Van portretrecht is geen sprake nu de beelden zijn 'gewiped'

Vzr. Rechtbank Amsterdam 8 februari 2013, LJN BZ4253 (eiser tegen Noordkaap t.v. Producties B.V. en SBS Broadcasting)

Uitspraak ingezonden door Josine van den Berg en Jasper Klopper, Klos Morel Vos & Schaap.

Portretrecht. Verborgen camera. Vrijheid van meningsuiting. Bescherming van de persoonlijke levenssfeer.

Noordkaap c.s. maakt het programma "Undercover in Nederland". Het programma heeft als doel het aan de kaak stellen van misstanden aan de hand van voorbeelden. Met de verborgen camera zijn opnames gemaakt van eiser voor een uitzending waarin aandacht wordt besteed aan 'acquisitiefraude'. Noordkaap c.s. heeft medegedeeld dat het gezicht van eiser wordt 'gewiped', hetgeen betekent geheel onherkenbaar gemaakt. Eiser stelt dat hij geld kwam ophalen in het kader van een vriendendienst en onverwachts is geconfronteerd met een camera. Hij heeft iedere betrokkenheid bij acquisitiefraude ontkend. Eiser vreest dat de uitzending er toe zal leiden dat hij met dit onderwerp in verband zal worden gebracht en beroept zich op zijn portretrecht. De voorzieningenrechter constateert dat het stemgeluid en de lichaamsbouw van eiser niet dusdanig karakteristiek zijn dat eiser door de uitzending zal worden herkend.

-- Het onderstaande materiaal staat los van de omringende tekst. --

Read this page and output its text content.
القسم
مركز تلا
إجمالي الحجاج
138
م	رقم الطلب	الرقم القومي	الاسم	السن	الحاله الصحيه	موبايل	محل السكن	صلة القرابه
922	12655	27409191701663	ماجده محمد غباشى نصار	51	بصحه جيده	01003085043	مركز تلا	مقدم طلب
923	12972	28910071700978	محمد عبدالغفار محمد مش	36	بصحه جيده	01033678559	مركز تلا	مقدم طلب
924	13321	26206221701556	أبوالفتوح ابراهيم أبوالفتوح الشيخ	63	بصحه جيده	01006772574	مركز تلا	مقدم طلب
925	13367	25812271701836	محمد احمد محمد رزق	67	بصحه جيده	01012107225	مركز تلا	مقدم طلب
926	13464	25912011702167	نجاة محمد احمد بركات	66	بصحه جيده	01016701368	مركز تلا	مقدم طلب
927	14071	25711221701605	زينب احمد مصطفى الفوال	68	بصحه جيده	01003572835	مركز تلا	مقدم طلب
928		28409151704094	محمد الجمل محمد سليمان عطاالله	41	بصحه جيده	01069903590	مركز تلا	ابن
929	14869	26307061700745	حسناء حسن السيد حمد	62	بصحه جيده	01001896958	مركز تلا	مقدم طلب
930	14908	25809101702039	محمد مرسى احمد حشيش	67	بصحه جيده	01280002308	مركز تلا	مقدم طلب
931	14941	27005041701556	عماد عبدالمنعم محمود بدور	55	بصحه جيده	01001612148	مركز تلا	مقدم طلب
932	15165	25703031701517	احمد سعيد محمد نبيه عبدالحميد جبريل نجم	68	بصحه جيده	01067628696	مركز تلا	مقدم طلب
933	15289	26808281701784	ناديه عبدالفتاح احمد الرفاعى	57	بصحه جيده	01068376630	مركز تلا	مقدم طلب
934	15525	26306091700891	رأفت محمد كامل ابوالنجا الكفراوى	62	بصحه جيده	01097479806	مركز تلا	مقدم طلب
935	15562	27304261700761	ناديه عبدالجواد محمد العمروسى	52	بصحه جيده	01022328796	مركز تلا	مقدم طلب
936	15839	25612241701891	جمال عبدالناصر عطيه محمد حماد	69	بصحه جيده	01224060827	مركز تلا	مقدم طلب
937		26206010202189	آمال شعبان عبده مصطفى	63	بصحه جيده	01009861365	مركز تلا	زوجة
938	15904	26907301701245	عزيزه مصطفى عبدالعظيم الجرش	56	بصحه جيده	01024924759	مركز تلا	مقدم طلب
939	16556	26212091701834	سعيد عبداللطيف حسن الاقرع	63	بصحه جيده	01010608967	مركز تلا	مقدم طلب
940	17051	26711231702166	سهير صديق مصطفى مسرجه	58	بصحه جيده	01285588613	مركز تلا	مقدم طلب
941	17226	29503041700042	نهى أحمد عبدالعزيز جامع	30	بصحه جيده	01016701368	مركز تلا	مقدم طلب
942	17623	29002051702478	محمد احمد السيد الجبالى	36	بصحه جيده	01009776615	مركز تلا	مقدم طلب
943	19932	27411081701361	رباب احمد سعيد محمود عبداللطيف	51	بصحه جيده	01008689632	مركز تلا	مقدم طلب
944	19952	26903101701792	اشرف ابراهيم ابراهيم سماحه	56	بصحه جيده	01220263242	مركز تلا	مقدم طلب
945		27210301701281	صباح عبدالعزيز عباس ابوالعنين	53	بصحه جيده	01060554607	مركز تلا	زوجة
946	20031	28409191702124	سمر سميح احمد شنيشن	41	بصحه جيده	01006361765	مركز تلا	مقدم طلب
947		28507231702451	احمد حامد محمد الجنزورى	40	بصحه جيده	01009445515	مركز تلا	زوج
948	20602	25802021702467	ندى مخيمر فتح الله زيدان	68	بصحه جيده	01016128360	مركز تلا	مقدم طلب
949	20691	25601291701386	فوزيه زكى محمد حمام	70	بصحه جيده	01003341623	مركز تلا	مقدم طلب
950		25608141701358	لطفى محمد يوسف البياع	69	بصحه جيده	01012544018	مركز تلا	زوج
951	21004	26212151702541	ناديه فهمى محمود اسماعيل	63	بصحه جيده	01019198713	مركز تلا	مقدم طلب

Nu Noordkaap c.s. heeft toegezegd het gezicht van eiser in de uitzending slechts volledig 'gewiped' te tonen. Nu er geen overeenstemming is met gelaatstrekken, is er naar het oordeel van de voorzieningenrechter geen sprake van een portret in de zin van artikel 21 Auteurswet en kan eiser zich om die reden niet op zijn portretrecht beroepen: associatie is niet genoeg.

Tegenover het recht op vrijheid van meningsuiting, staat het recht van eiser op de bescherming van de persoonlijke levenssfeer en de bescherming van de eer en goede naam. De voorzieningenrechter komt tot het oordeel dat het belang van Noordkaap c.s. op uitzending van de beelden en de gemaakte geluidopnamen zwaarder moet wegen dan de daartegenover staande belangen van eiser. De voorzieningenrechter weigert de gevraagde voorziening.

4.5. [eiser] verzet zich bovendien tegen de publicatie van een niet met zijn toestemming vervaardigd portret. Voor wat dit verweer betreft is van belang dat Noordkaap c.s. heeft toegezegd dat het gezicht van [eiser] in de tijdens de uitzending te vertonen beelden volledig is ‘gewiped’. Nu er geen overeenstemming is met gelaatstrekken, is er naar het oordeel van de voorzieningenrechter geen sprake van een portret in de zin van artikel 21 Auteurswet en kan [eiser] zich om die reden niet op zijn portretrecht beroepen: associatie is niet genoeg.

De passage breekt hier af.